The most useful music is music you can actually use, like EDM. utilitarian in the extreme, if you don’t utilize them you don’t quite understand and connect with what you’re listening to. This is true of Connolly’s monthly “Let’s Zydeco” evenings, first and hour of dance lessons and then three hours plus of dancing.
Zydeco dancing has it roots in early 20rg Creole dance, couples partner and each step take 8 beats, cut into 4 by 4, the couples mirror each other. At Connolly’s it looks like a kissing cousin to Western swing only more graceful and at Connolly’s on Saturday night, Li’l Mo And The Monicats, a country swing big band of the first order, made certain they were used properly!

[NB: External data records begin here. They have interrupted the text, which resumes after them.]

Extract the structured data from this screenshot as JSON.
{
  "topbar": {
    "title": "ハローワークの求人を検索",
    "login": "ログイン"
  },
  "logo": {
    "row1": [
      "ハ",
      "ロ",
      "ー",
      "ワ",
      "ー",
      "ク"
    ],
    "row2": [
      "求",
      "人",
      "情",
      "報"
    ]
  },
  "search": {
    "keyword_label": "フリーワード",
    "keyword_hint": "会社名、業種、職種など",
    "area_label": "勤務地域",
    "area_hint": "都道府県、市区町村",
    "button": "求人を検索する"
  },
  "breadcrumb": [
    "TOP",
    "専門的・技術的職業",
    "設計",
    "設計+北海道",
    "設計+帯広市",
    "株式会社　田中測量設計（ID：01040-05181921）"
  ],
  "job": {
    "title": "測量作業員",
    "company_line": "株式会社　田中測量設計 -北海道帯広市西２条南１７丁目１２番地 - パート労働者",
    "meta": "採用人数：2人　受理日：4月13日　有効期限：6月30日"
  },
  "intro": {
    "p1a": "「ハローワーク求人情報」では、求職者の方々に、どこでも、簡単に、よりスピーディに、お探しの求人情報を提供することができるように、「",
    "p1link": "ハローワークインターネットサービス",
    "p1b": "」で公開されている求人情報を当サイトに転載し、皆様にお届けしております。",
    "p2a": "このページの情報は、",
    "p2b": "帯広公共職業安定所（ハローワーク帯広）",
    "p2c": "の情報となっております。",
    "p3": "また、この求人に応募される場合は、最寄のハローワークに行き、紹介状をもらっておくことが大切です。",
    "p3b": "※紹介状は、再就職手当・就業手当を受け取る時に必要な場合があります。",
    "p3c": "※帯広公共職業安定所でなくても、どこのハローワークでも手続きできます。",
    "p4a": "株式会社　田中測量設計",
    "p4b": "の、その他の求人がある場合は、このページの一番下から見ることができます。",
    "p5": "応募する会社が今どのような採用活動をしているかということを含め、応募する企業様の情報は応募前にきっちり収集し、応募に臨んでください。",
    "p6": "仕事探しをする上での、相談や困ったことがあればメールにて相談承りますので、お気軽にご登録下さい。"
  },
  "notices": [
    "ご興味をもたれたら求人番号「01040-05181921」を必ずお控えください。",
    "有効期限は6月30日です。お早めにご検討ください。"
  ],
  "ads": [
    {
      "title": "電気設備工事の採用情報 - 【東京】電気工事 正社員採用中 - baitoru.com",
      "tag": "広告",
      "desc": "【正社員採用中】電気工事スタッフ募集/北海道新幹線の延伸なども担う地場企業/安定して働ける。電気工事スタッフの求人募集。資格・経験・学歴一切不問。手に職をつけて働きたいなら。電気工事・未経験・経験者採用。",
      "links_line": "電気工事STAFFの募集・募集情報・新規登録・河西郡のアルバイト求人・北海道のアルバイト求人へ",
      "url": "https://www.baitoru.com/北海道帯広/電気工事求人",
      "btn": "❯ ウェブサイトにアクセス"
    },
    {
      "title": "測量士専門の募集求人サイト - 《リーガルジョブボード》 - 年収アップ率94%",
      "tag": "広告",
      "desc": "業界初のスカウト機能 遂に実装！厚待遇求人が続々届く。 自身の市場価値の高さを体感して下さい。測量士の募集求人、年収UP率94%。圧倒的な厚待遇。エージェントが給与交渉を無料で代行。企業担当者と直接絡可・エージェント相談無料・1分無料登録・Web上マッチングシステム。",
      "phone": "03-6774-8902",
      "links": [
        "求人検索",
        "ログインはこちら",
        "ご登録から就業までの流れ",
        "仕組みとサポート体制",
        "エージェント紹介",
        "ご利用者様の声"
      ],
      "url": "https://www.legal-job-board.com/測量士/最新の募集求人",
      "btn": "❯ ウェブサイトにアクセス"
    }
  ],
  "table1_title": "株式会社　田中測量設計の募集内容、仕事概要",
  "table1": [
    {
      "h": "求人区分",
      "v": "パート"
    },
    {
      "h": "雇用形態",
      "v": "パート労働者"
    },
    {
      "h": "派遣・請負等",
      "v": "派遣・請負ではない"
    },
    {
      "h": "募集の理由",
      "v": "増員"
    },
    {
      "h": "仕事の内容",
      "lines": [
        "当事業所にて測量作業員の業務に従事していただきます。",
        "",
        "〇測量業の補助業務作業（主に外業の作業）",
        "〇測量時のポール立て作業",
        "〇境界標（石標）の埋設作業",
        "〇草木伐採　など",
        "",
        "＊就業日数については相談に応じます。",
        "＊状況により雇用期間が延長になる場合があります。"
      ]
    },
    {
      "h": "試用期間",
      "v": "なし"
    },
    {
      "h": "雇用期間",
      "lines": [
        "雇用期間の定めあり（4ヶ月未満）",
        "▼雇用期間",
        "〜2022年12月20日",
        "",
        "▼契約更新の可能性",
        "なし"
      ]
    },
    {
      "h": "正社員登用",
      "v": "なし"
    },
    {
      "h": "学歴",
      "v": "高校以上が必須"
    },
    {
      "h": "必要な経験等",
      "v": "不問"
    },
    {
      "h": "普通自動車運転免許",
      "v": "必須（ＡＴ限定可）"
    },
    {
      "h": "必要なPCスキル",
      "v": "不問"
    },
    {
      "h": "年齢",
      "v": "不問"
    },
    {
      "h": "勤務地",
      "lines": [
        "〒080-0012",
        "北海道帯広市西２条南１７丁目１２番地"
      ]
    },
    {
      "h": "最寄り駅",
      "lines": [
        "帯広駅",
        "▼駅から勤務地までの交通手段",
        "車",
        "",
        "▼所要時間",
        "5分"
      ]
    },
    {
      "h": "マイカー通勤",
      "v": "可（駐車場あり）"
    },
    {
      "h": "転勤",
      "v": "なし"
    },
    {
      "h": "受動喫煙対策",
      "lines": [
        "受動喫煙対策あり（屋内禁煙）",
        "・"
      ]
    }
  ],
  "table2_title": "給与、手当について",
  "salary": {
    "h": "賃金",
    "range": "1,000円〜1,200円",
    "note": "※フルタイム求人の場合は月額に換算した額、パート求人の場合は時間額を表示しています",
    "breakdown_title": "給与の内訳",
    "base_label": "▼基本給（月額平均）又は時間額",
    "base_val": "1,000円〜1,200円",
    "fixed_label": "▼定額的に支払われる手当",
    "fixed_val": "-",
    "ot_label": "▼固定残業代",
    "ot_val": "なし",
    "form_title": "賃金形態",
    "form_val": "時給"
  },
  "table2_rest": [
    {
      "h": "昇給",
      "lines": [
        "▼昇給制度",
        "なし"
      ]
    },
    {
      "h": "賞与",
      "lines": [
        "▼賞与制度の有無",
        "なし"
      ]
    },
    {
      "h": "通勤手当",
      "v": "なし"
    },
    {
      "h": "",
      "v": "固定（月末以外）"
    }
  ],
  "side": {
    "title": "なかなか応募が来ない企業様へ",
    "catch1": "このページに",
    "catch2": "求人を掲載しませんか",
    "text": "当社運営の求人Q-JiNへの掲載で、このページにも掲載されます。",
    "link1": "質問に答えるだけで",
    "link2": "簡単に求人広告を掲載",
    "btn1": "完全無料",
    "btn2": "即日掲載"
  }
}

I met Monica Passim last year at Lincoln Center’s “Americana Fest” through mutual friend Jahn Xavier and spent the following week catching up with a Urban Country girl catalog culminating in the astounding 2012 album Whole Lotta Lovin’. I only stayed for the first of three sets but all we got from the album was an early “Little Heart Attacks”, a song you can imagine Patsy Cline tackling and the western swing “Real Gone Jive”. But the hour plus set jumps from the rock and roll “Boppin’ The Blues”” to the early Passim country “Twice The Loving (In Half The Time). The atmosphere at “Let’s Zydeco” was more social community than music consumption, the dancefloor, a big wooden beauty, was always filled and friends seemed to be meeting and catching up, but while Mo was on the stage people kept on shifting and the band were such pros they knew that their job was to used. This was not “2A”, instead this was where popular music comes into its own, as one part of a larger community.
With a stand up bass, steel guitar, fiddler, three guitarist and drummer, the sound was big enough enough and the beat steady and jumping enough to keep everybody moving and while the result was Li’l Mo’s ridiculously great singing getting short shrift, staying in the mix while in other circumstances, certainly on record, her voice is on top of it. Monica is the epitome of a rockabilly singer from New York, on the album it manifest itself with one of the great New Yorker country songs “Lovely Miranda” but on stage, her husky, edgy, protean, where is this sound coming voice. On record, Li’l Mo is so soulful you wish she’d cover Curtis Mayfield, everything she sings touches you deep and keeps you coming back, on stage she leads her band with a sure hand through set pieces of sound (the following set she would have a 12 girl chorus joining her!) and the audience never felt short footed.
The Monicats themselves, especially the guy on stand up bass who actually plays the instrument BEHIND HIS BACK, kept us on the right foot as well. They swing em out one after another, tight and fast. But again, the band is here for a reason and the sense is we are getting Li’l Mo performing on the beat swing songs to be danced to and Mo the country balladeer isn’t to be seen. By the time Mo gets towards the end of the set, with a terrific banging piano on “Be Bop A Hula” and the rockabilly triumph “She Wolf” howling at the moon, the balladeer isn’t missed too much!